The other day, the engineering manager on my team was testing some stuff and happened upon this heartbreakingly terrible interface:

Etsy's Password Reset page

He pinged the designers and we obviously filed a design bug immediately to bring that page up to any kind of snuff. However, the discovery of that UI got me thinking about all the dark corners in our software we let sit and rot away. These are the parts of our flows that either aren't immediately ROI positive or are hidden from us because they're either edge cases or a part of the product we just don't see very often. I challenge you to take a fresh look at the following pages/flows in your product:

  • New user on-boarding.
  • Empty states (particularly for new users).
  • Password and email resets.
  • Email confirmation prompts.
  • Emails you're sending.
  • User Settings.
  • Closing an account.

What I've seen time and again is that people gravitate toward working on projects that are measurably and immediately impactful. It makes sense. There's a certain glory and fulfillment in increasing conversion on the Sign Up screen or getting people to create more content or to buy more stuff.

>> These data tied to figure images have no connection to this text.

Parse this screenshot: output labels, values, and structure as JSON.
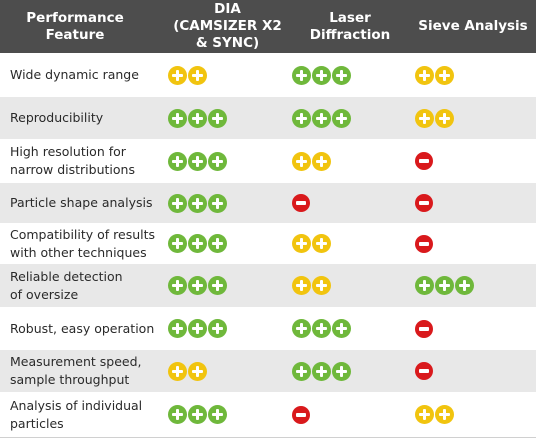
{
  "headers": [
    "Performance\nFeature",
    "DIA\n(CAMSIZER X2\n& SYNC)",
    "Laser\nDiffraction",
    "Sieve Analysis"
  ],
  "colors": {
    "green": "#6fb83b",
    "yellow": "#f1c40f",
    "red": "#d9191c",
    "header_bg": "#4d4d4d",
    "alt_row": "#e8e8e8"
  },
  "rows": [
    {
      "feature": "Wide dynamic range",
      "ratings": [
        {
          "level": "2",
          "color": "yellow"
        },
        {
          "level": "3",
          "color": "green"
        },
        {
          "level": "2",
          "color": "yellow"
        }
      ]
    },
    {
      "feature": "Reproducibility",
      "ratings": [
        {
          "level": "3",
          "color": "green"
        },
        {
          "level": "3",
          "color": "green"
        },
        {
          "level": "2",
          "color": "yellow"
        }
      ]
    },
    {
      "feature": "High resolution for\nnarrow distributions",
      "ratings": [
        {
          "level": "3",
          "color": "green"
        },
        {
          "level": "2",
          "color": "yellow"
        },
        {
          "level": "-1",
          "color": "red"
        }
      ]
    },
    {
      "feature": "Particle shape analysis",
      "ratings": [
        {
          "level": "3",
          "color": "green"
        },
        {
          "level": "-1",
          "color": "red"
        },
        {
          "level": "-1",
          "color": "red"
        }
      ]
    },
    {
      "feature": "Compatibility of results\nwith other techniques",
      "ratings": [
        {
          "level": "3",
          "color": "green"
        },
        {
          "level": "2",
          "color": "yellow"
        },
        {
          "level": "-1",
          "color": "red"
        }
      ]
    },
    {
      "feature": "Reliable detection\nof oversize",
      "ratings": [
        {
          "level": "3",
          "color": "green"
        },
        {
          "level": "2",
          "color": "yellow"
        },
        {
          "level": "3",
          "color": "green"
        }
      ]
    },
    {
      "feature": "Robust, easy operation",
      "ratings": [
        {
          "level": "3",
          "color": "green"
        },
        {
          "level": "3",
          "color": "green"
        },
        {
          "level": "-1",
          "color": "red"
        }
      ]
    },
    {
      "feature": "Measurement speed,\nsample throughput",
      "ratings": [
        {
          "level": "2",
          "color": "yellow"
        },
        {
          "level": "3",
          "color": "green"
        },
        {
          "level": "-1",
          "color": "red"
        }
      ]
    },
    {
      "feature": "Analysis of individual\nparticles",
      "ratings": [
        {
          "level": "3",
          "color": "green"
        },
        {
          "level": "-1",
          "color": "red"
        },
        {
          "level": "2",
          "color": "yellow"
        }
      ]
    }
  ]
}
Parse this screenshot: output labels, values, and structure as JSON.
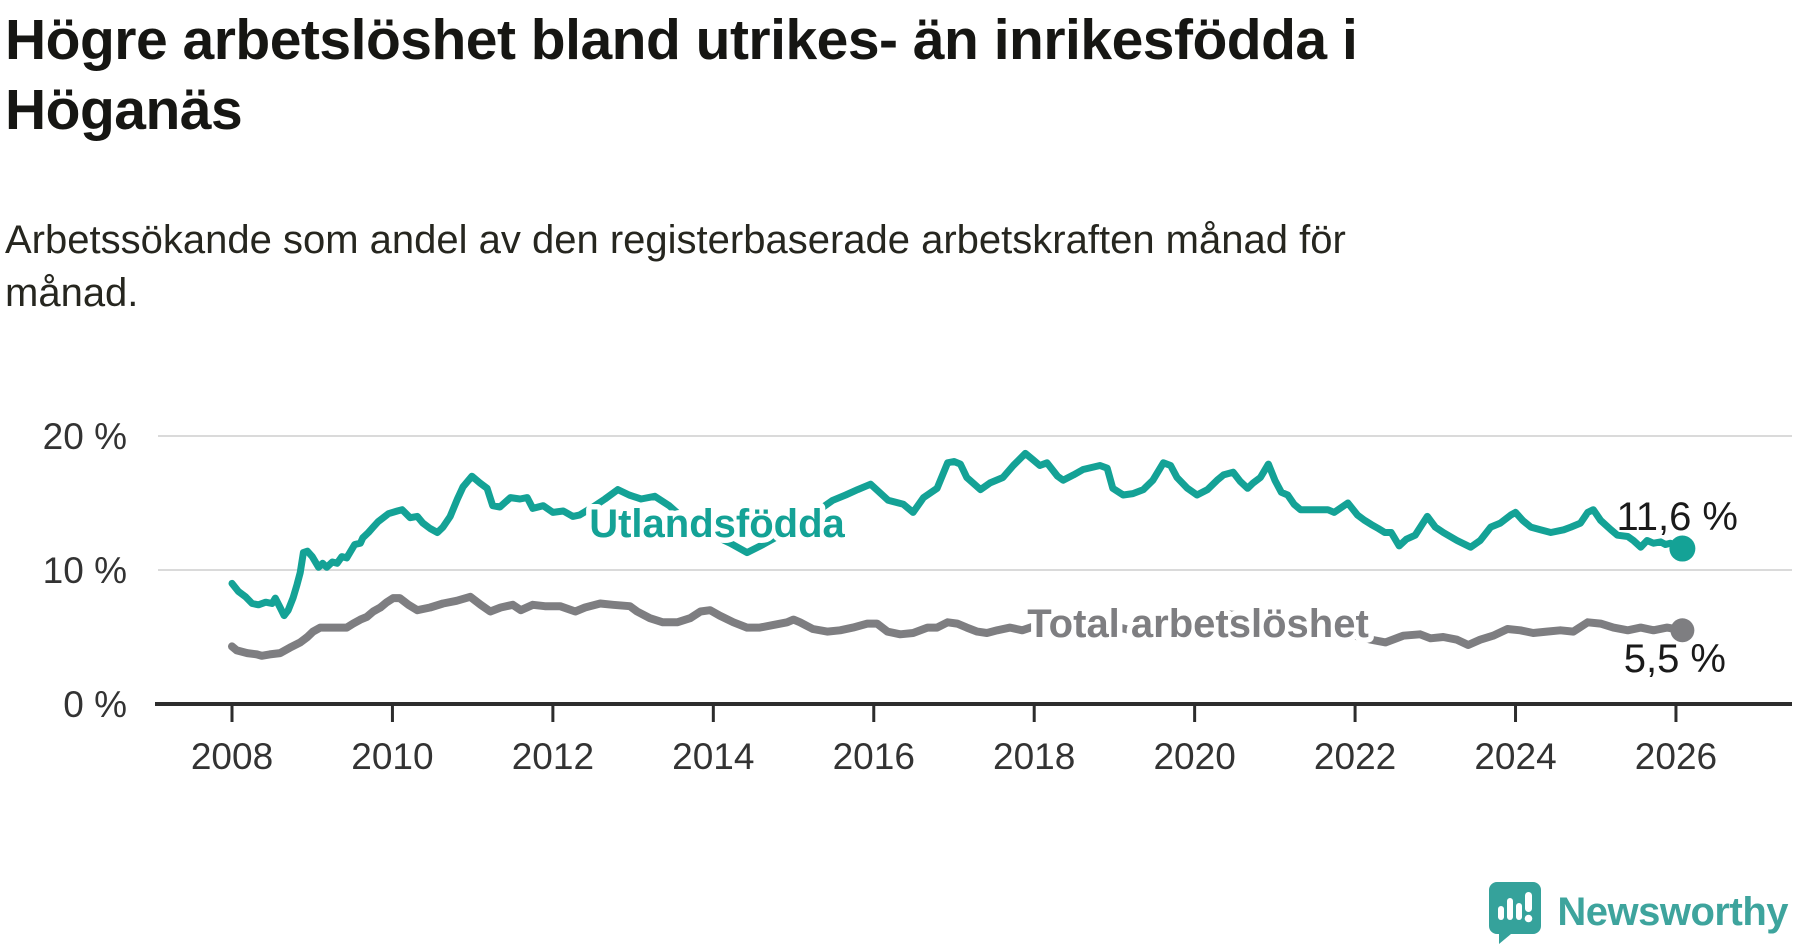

But these dark corners of your interface, while they may not kill your software outright or directly impact your key health metrics, have the ability to gently erode the trust your users place in you. Would I believe Etsy is a trustworthy site if I forgot my password and was confronted with that interface and abysmal Help copy? If a service wasn't quite right for me, but made it really hard to close my account, would I recommend it to a friend that might need it? When I'm confronted with twenty checkboxes when editing my email settings, am I likely to think the service respects me as a customer?

It's easy to tackle the fun projects. The projects that visibly move the needle or that blaze the trail with new technologies and processes. It's harder to remember to check the fringes of our applications. To try out being a new user from time to time. At Formspring and Zoosk, I would frequently delete my dev accounts entirely and force myself to start fresh. At Etsy, there are folks who have all our emails turned on and look at them every day. Whatever the process is by which you care for the nooks and crannies of your applications, the end result will be happier, loyal users and a more holistically thoughtful product. And while not paying attention to those areas may not kill you right away (or maybe ever), the sacrifice to your users' experience isn't worth avoiding the effort.